Desde 2016, ano do referendo do Brexit, os investimentos, o crescimento e o consumo progrediram mais lentamente no Reino Unido do que em países comparáveis.Se o divórcio do bloco europeu não foi a catástrofe anunciada pelos que defendiam a permanência do Reino Unido, ele também não foi a bênção alardeada pelos defensores do Brexit.
"Na hora em que você está fora de um serviço preferencial de tarifas, fora da UE, fica mais caro conseguir atingir o preço que se pratica dentro da UE. Por exemplo, a lã grega ou a lã inglesa. Só se você subsidiar a lã inglesa. Mas aí você tem um problema grave de inflação a partir de gasto público", explica o professor.
Como resultado de políticas equivocadas, o consumo dos britânicos caiu 1,4% em setembro. A libra está em seu nível mais baixo, as taxas de juros estão subindo e à medida que a dívida cresce, a recessão aparece no horizonte. Tanto o FMI quanto analistas de bancos privados preveem uma contração da economia britânica para 2023.
Para reverter essa curva, o novo ministro das Finanças, Jeremy Hunt, cancelou os cortes de impostos e propõe uma redução da despesa pública, solução complicada no momento em que as famílias precisam mais do que nunca de assistência para superar a crise energética.
Ex-secretário do Tesouro, Rishi Sunak é conhecido por ser um guardião da ortodoxia orçamentária.
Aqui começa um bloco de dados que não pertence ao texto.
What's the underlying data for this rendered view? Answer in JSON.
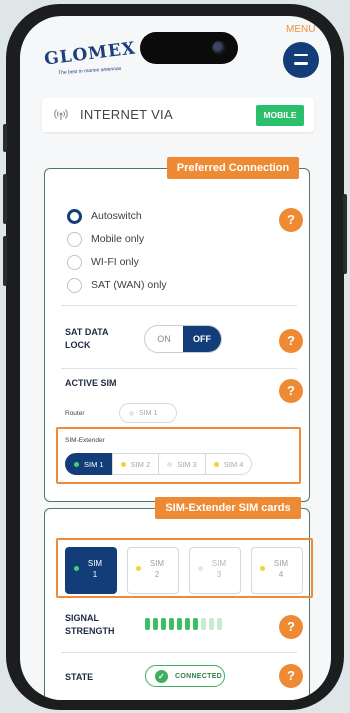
{
  "header": {
    "logo_text": "GLOMEX",
    "logo_tagline": "The best in marine antennas",
    "menu_label": "MENU"
  },
  "internet": {
    "label": "INTERNET VIA",
    "badge": "MOBILE",
    "icon": "antenna-icon"
  },
  "preferred": {
    "title": "Preferred Connection",
    "options": [
      "Autoswitch",
      "Mobile only",
      "WI-FI only",
      "SAT (WAN) only"
    ],
    "selected": "Autoswitch",
    "help": "?",
    "sat_lock": {
      "label_line1": "SAT DATA",
      "label_line2": "LOCK",
      "on": "ON",
      "off": "OFF",
      "value": "OFF"
    },
    "active_sim": {
      "label": "ACTIVE SIM",
      "router_label": "Router",
      "router_sim": "SIM 1",
      "extender_label": "SIM-Extender",
      "extender_sims": [
        "SIM 1",
        "SIM 2",
        "SIM 3",
        "SIM 4"
      ],
      "extender_selected": "SIM 1"
    }
  },
  "extender_cards": {
    "title": "SIM-Extender SIM cards",
    "cards": [
      {
        "line1": "SIM",
        "line2": "1"
      },
      {
        "line1": "SIM",
        "line2": "2"
      },
      {
        "line1": "SIM",
        "line2": "3"
      },
      {
        "line1": "SIM",
        "line2": "4"
      }
    ],
    "selected": "SIM 1",
    "signal": {
      "label_line1": "SIGNAL",
      "label_line2": "STRENGTH",
      "bars_total": 10,
      "bars_filled": 7
    },
    "state": {
      "label": "STATE",
      "value": "CONNECTED"
    },
    "help": "?"
  },
  "colors": {
    "navy": "#133d78",
    "orange": "#ef8a34",
    "green": "#2cbf6b",
    "yellow": "#f2d335"
  }
}
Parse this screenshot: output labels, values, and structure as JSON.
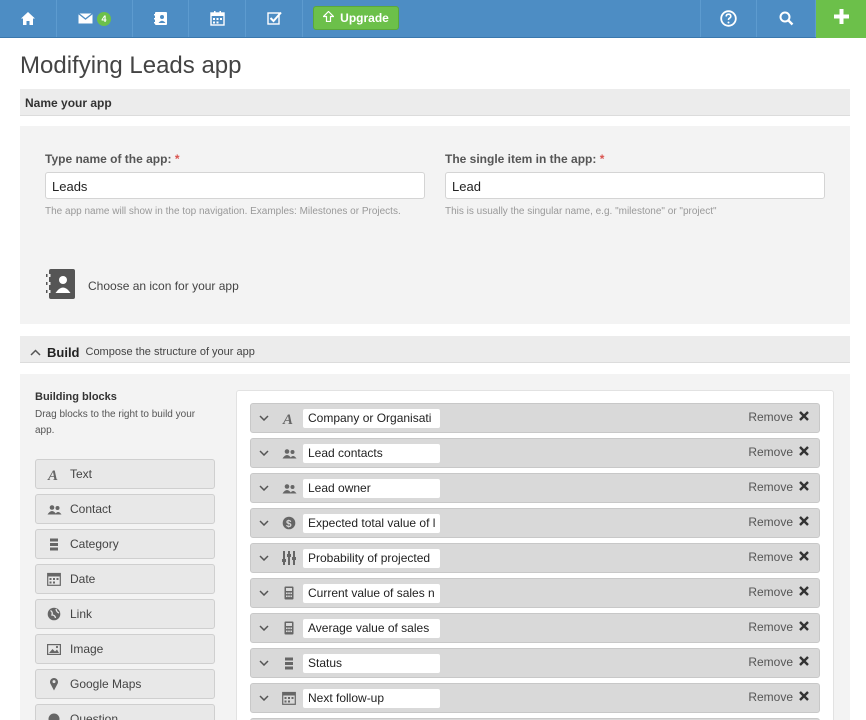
{
  "topbar": {
    "mail_badge": "4",
    "upgrade_label": "Upgrade"
  },
  "page_title": "Modifying Leads app",
  "name_section": {
    "header": "Name your app",
    "app_name_label": "Type name of the app:",
    "app_name_required": "*",
    "app_name_value": "Leads",
    "app_name_hint": "The app name will show in the top navigation. Examples: Milestones or Projects.",
    "item_name_label": "The single item in the app:",
    "item_name_required": "*",
    "item_name_value": "Lead",
    "item_name_hint": "This is usually the singular name, e.g. \"milestone\" or \"project\"",
    "icon_chooser_label": "Choose an icon for your app"
  },
  "build_section": {
    "title": "Build",
    "subtitle": "Compose the structure of your app",
    "blocks_title": "Building blocks",
    "blocks_subtitle": "Drag blocks to the right to build your app.",
    "blocks": [
      {
        "label": "Text",
        "icon": "text-icon"
      },
      {
        "label": "Contact",
        "icon": "contact-icon"
      },
      {
        "label": "Category",
        "icon": "category-icon"
      },
      {
        "label": "Date",
        "icon": "calendar-icon"
      },
      {
        "label": "Link",
        "icon": "globe-icon"
      },
      {
        "label": "Image",
        "icon": "image-icon"
      },
      {
        "label": "Google Maps",
        "icon": "map-pin-icon"
      },
      {
        "label": "Question",
        "icon": "question-icon"
      }
    ],
    "remove_label": "Remove",
    "fields": [
      {
        "name": "Company or Organisati",
        "icon": "text-icon"
      },
      {
        "name": "Lead contacts",
        "icon": "contact-icon"
      },
      {
        "name": "Lead owner",
        "icon": "contact-icon"
      },
      {
        "name": "Expected total value of l",
        "icon": "money-icon"
      },
      {
        "name": "Probability of projected",
        "icon": "progress-icon"
      },
      {
        "name": "Current value of sales n",
        "icon": "calculator-icon"
      },
      {
        "name": "Average value of sales",
        "icon": "calculator-icon"
      },
      {
        "name": "Status",
        "icon": "category-icon"
      },
      {
        "name": "Next follow-up",
        "icon": "calendar-icon"
      }
    ]
  },
  "colors": {
    "topbar": "#4d8dc4",
    "accent_green": "#6cc04a",
    "required": "#d9534f"
  }
}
Foi o que ele demonstrou sob a liderança de Boris Johnson, quando aumentou os impostos corporativos e as contribuições sociais.
Contudo, reconhecer as consequências do Brexit ainda não faz parte do discurso do Partido Conservador, do qual fazia parte David Cameron quando propôs o referendo para tentar recuperar o eleitorado das classes populares.
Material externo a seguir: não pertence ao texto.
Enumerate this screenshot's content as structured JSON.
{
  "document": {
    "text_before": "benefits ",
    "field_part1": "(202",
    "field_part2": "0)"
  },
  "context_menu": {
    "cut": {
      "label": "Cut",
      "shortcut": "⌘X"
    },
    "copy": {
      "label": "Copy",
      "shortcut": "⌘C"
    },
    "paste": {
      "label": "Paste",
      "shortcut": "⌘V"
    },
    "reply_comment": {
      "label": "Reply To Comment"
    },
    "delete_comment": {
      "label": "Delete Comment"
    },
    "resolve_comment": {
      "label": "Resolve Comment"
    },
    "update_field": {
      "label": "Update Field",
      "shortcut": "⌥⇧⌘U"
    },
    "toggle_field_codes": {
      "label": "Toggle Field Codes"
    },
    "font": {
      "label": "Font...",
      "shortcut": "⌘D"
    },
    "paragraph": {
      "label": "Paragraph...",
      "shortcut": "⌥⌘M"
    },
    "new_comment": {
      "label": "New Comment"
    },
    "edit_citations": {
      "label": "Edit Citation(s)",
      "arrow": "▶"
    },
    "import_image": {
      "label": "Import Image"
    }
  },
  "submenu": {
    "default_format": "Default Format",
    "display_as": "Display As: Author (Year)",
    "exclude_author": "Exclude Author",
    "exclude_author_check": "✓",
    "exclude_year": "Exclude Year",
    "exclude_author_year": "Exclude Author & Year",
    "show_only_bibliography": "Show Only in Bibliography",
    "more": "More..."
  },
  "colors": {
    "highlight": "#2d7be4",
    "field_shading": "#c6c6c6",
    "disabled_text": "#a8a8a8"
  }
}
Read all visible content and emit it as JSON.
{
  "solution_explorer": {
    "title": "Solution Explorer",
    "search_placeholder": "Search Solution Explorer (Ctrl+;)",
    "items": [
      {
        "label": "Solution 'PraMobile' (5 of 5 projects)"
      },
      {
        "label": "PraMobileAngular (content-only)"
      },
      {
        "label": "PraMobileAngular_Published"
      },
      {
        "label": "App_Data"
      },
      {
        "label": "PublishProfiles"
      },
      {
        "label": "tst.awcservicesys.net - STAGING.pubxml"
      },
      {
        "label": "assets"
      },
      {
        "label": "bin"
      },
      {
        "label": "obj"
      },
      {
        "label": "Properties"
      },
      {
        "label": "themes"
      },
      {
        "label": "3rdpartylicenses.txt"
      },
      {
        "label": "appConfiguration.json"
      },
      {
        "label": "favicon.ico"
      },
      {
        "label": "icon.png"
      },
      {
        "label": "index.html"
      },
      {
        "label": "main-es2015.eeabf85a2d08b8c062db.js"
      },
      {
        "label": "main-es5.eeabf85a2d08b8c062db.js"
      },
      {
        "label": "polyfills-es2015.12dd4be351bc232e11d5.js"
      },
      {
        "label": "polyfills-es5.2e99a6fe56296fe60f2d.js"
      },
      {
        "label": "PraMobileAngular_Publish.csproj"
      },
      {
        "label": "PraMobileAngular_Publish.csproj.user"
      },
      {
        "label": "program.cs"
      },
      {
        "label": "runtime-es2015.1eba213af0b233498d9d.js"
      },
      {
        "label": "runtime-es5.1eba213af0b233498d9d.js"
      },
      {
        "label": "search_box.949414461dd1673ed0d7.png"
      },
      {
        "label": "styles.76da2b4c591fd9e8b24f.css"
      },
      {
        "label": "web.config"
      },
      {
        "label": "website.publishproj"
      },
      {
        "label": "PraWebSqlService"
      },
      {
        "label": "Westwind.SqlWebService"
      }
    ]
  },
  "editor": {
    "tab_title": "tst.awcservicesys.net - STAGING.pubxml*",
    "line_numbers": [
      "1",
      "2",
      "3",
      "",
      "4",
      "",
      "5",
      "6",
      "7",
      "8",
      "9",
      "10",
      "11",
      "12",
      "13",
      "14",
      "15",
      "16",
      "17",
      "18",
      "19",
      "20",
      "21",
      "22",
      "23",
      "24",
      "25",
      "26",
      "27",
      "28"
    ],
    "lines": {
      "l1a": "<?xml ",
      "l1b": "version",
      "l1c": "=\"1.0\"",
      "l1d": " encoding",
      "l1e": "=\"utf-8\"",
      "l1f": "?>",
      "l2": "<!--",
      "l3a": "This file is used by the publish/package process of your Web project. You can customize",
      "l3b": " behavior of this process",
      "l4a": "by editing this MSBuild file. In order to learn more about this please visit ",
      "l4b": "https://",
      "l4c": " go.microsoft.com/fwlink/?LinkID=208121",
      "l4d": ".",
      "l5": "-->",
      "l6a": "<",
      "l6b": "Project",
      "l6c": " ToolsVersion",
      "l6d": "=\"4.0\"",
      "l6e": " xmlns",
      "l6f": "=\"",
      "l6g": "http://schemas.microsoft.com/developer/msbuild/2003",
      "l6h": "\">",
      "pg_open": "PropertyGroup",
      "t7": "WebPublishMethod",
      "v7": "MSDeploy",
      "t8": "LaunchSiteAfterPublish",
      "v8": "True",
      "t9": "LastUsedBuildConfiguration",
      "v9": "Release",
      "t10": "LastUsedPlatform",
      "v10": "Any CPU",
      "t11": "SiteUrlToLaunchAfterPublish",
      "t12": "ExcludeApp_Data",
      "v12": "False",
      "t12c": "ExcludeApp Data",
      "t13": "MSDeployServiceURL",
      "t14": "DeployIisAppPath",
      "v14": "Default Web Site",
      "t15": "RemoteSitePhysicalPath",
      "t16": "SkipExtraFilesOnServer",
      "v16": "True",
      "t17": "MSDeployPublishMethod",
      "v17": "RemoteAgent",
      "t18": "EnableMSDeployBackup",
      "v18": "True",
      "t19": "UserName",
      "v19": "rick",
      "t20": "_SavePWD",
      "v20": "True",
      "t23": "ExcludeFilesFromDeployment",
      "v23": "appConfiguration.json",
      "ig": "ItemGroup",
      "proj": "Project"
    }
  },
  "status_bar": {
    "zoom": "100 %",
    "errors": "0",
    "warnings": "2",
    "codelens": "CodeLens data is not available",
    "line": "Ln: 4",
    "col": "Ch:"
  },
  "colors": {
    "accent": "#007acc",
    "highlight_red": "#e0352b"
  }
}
Outra desvantagem dos ingleses nessa hora, de acordo com Niemeyer, é a pouca diversidade da economia. "A Inglaterra dificilmente vai criar um novo setor para alavancar a economia, como fez, por exemplo, o Brasil, que conseguiu aprimorar tanto o seu agronegócio que hoje se tornou o motor da economia brasileira. Na Inglaterra, existe uma economia muito tradicional naquilo que ela já produz", afirma.
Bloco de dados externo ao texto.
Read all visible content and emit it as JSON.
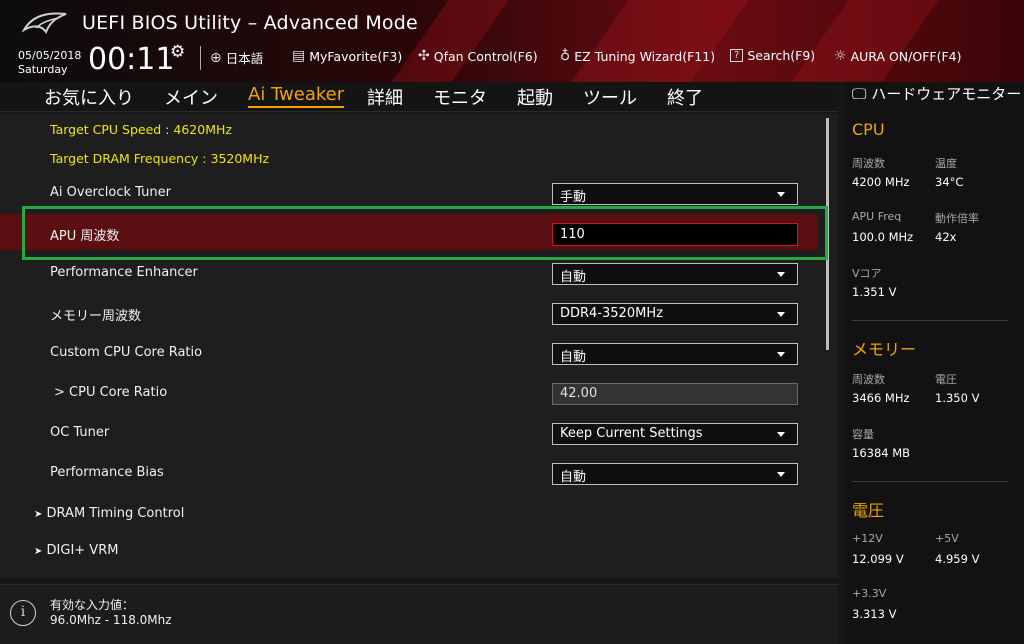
{
  "header": {
    "title": "UEFI BIOS Utility – Advanced Mode",
    "date": "05/05/2018",
    "weekday": "Saturday",
    "time": "00:11",
    "tools": {
      "language": "日本語",
      "myfavorite": "MyFavorite(F3)",
      "qfan": "Qfan Control(F6)",
      "ez_tuning": "EZ Tuning Wizard(F11)",
      "search": "Search(F9)",
      "aura": "AURA ON/OFF(F4)"
    }
  },
  "nav": {
    "items": [
      "お気に入り",
      "メイン",
      "Ai Tweaker",
      "詳細",
      "モニタ",
      "起動",
      "ツール",
      "終了"
    ],
    "active": "Ai Tweaker"
  },
  "main": {
    "target_cpu_speed": "Target CPU Speed : 4620MHz",
    "target_dram_freq": "Target DRAM Frequency : 3520MHz",
    "ai_overclock_tuner": {
      "label": "Ai Overclock Tuner",
      "value": "手動"
    },
    "apu_freq": {
      "label": "APU 周波数",
      "value": "110"
    },
    "performance_enhancer": {
      "label": "Performance Enhancer",
      "value": "自動"
    },
    "memory_freq": {
      "label": "メモリー周波数",
      "value": "DDR4-3520MHz"
    },
    "custom_cpu_core_ratio": {
      "label": "Custom CPU Core Ratio",
      "value": "自動"
    },
    "cpu_core_ratio": {
      "label": "> CPU Core Ratio",
      "value": "42.00"
    },
    "oc_tuner": {
      "label": "OC Tuner",
      "value": "Keep Current Settings"
    },
    "performance_bias": {
      "label": "Performance Bias",
      "value": "自動"
    },
    "dram_timing": "DRAM Timing Control",
    "digi_vrm": "DIGI+ VRM"
  },
  "help": {
    "line1": "有効な入力値：",
    "line2": "96.0Mhz - 118.0Mhz"
  },
  "monitor": {
    "title": "ハードウェアモニター",
    "cpu": {
      "heading": "CPU",
      "freq_label": "周波数",
      "freq": "4200 MHz",
      "temp_label": "温度",
      "temp": "34°C",
      "apu_label": "APU Freq",
      "apu": "100.0 MHz",
      "ratio_label": "動作倍率",
      "ratio": "42x",
      "vcore_label": "Vコア",
      "vcore": "1.351 V"
    },
    "memory": {
      "heading": "メモリー",
      "freq_label": "周波数",
      "freq": "3466 MHz",
      "volt_label": "電圧",
      "volt": "1.350 V",
      "cap_label": "容量",
      "cap": "16384 MB"
    },
    "voltage": {
      "heading": "電圧",
      "v12_label": "+12V",
      "v12": "12.099 V",
      "v5_label": "+5V",
      "v5": "4.959 V",
      "v33_label": "+3.3V",
      "v33": "3.313 V"
    }
  },
  "colors": {
    "accent": "#f0a300",
    "highlight": "#5b0f12",
    "annotation": "#27a844",
    "info_text": "#f2e600"
  }
}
Por fim, as escolhas do Reino Unido precisam ser analisadas dentro de um contexto de assuntos estratégicos e de segurança, destaca Niemeyer. "Outro aspecto que parece muito grave é que sair da UE tem o objetivo de se aproximar definitivamente dos Estados Unidos e a um desenho de segurança ocidental que é a Otan, o que se intensificou com a guerra na Ucrânia", analisa. "A UE começa a repensar a necessidade de uma política externa de segurança comum, criar uma 'farda europeia' e isso não interessa aos Estados Unidos", conclui.